Девочка в кружевном белом платье сидела у него на руках – умершая вскоре после рождения сестра Любочка Колчак… И еще кто-то, еще, еще… Огромным усилием, через рвущую душу боль, я оттолкнулся от памяти Колчака и понял, что он тоже отодвигается от моей, не желая меня обыскивать… Посмотрел на него беспомощно, не по своему, впервые отказывал мне мой язык!

Дорогие товарищи потомки… Знаете ли вы, что это такое – Сочетание души?.. Не спрашивайте. Не расскажу….

Колчак осторожно отобрал у меня котелок, ложку – и давай хлебать:

– Есть хочу – умираю!.. Слушай, ты же тоже голодный, братишка, будем вместе? А что тут такое аппетитное плавает: крокодилки.
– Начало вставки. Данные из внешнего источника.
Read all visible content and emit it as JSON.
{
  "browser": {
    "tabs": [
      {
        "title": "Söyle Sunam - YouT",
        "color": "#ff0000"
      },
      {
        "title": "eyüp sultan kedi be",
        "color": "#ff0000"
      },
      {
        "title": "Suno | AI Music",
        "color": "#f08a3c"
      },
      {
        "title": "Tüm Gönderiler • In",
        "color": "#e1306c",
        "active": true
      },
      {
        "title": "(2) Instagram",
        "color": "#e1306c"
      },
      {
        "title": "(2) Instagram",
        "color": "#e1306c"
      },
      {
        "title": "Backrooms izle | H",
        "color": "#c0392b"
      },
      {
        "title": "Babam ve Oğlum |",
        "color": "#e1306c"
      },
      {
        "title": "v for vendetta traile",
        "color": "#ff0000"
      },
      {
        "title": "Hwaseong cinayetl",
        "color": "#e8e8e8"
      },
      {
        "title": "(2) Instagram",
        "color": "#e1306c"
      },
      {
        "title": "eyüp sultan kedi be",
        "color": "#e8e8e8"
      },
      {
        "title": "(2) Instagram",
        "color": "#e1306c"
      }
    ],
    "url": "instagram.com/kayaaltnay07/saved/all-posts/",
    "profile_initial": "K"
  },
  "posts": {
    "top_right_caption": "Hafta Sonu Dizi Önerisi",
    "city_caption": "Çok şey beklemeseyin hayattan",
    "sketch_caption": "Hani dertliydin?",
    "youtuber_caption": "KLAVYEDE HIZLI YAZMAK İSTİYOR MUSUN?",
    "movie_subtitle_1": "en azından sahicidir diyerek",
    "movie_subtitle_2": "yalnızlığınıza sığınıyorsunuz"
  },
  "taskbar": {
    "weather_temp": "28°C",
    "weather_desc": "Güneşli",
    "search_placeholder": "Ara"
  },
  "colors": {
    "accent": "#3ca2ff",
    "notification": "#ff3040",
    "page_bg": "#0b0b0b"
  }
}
Фрикадельки, – поясняет, будто я не знаю, что крокодилками называет фрикадельки уже любимый мною, хотя я его никогда не видел, мальчик Ростик по прозвищу "мамин хвостик", которого родной отец тоже увидел впервые, когда ему почти год был, потому что носило этого папеньку в очередную свою разлюбезную полярную экспедицию…

– Ты… вы… осторожнее с крокодилками, – замечаю – на завтра оставьте, я на холод поставлю… – А ему понравилось, что я "крокодилки" сказал, у него глаза засветились, и предлагает снова:

– Лучше ты поешь…

– Вот еще, – говорю – больного объедать! Я, – говорю – и ломтем хлеба с селедкой…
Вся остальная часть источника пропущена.